Magni G, Hijazi Z M, Pandian N G, Delabays A, Sugeng L, Laskari C, Marx G R
Boston Floating Hospital for Infants and Children, New England Medical Center, Tufts University School of Medicine, Mass 02111, USA.
Circulation. 1997 Sep 16;96(6):1722-8. doi: 10.1161/01.cir.96.6.1722.
Transcatheter closure of atrial septal defects (ASDs) has been feasible and successful. Two-dimensional echocardiography (2DE) was applied to patients before selection and during device deployment. Three-dimensional echocardiography (3DE) can provide unique anatomic perspectives that might aid in improving device closure of ASDs.

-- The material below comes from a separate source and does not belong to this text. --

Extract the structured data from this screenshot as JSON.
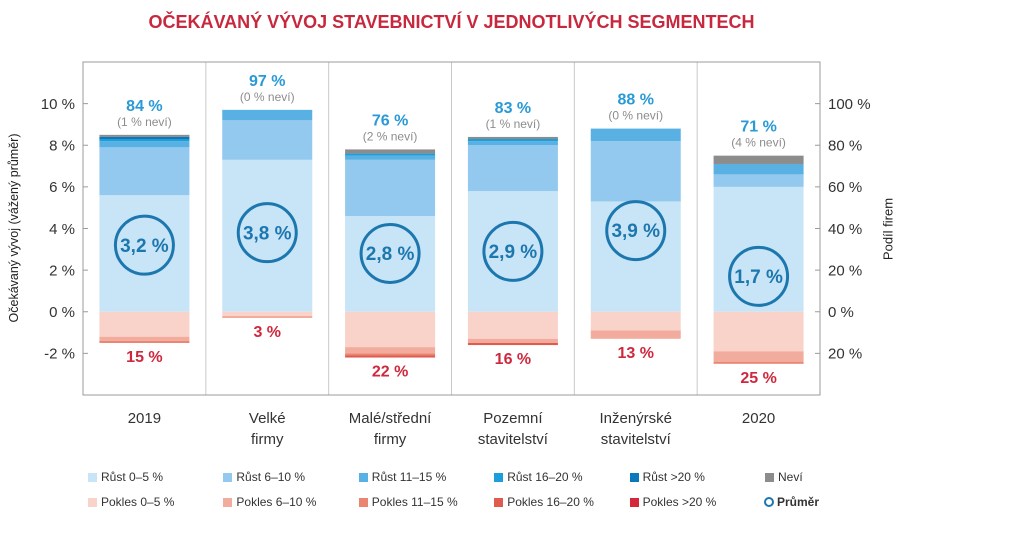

Twenty-two consecutive patients were enrolled in an initial protocol for ASD device closure by the new DAS-Angel Wings occluder device. On the basis of transesophageal (TEE) 2DE and 3DE, 13 patients were considered eligible for device closure (9 secundum ASDs and 4 with patent foramen ovale associated with a cerebral vascular accident). Maximal ASD diameter and surrounding rim tissues were compared by TEE 2DE and 3DE and with balloon sizing measurements at catheterization. ASD size measured by TEE 2DE and 3DE correlated well (y = 1.0x + 0.049, r = .95), with good limits of agreement. However, balloon-stretched diameter measurements were systematically larger than echocardiographic measurements. Rim tissue measurements correlated well; however, TEE 3DE could demonstrate the entire shape and perimeter of the defect. Two-dimensional imaging provided reliable information during device deployment and for closure of small ASDs. However, 3DE was superior for imaging the device, especially when abnormally placed.
Three-dimensional imaging provides unique images and projections that were essential for understanding the spatial relationship of the device to the atrial septum. Three-dimensional echocardiography significantly enhanced our understanding of two-dimensional images and provided an imaging conceptualization that should aid in future development of device closures.
经导管闭合房间隔缺损(ASD)已切实可行且取得成功。二维超声心动图(2DE)在患者入选前及装置植入过程中应用。三维超声心动图(3DE)可提供独特的解剖学视角,可能有助于改善ASD的装置闭合。
连续22例患者纳入一项采用新型DAS-天使之翼封堵器装置闭合ASD的初始方案。基于经食管(TEE)2DE和3DE,13例患者被认为适合装置闭合(9例继发孔型ASD和4例伴有脑血管意外的卵圆孔未闭)。通过TEE 2DE和3DE以及心导管检查时的球囊大小测量比较ASD最大直径和周围边缘组织。TEE 2DE和3DE测量的ASD大小相关性良好(y = 1.0x + 0.049,r = 0.95),一致性界限良好。然而,球囊扩张直径测量值系统性地大于超声心动图测量值。边缘组织测量相关性良好;然而,TEE 3DE能够显示缺损的整个形状和周长。二维成像在装置植入期间以及小ASD闭合时提供可靠信息。然而,3DE在装置成像方面更具优势,尤其是在装置放置异常时。
三维成像提供了独特的图像和投影,对于理解装置与房间隔的空间关系至关重要。三维超声心动图显著增强了我们对二维图像的理解,并提供了一种成像概念,应有助于装置闭合的未来发展。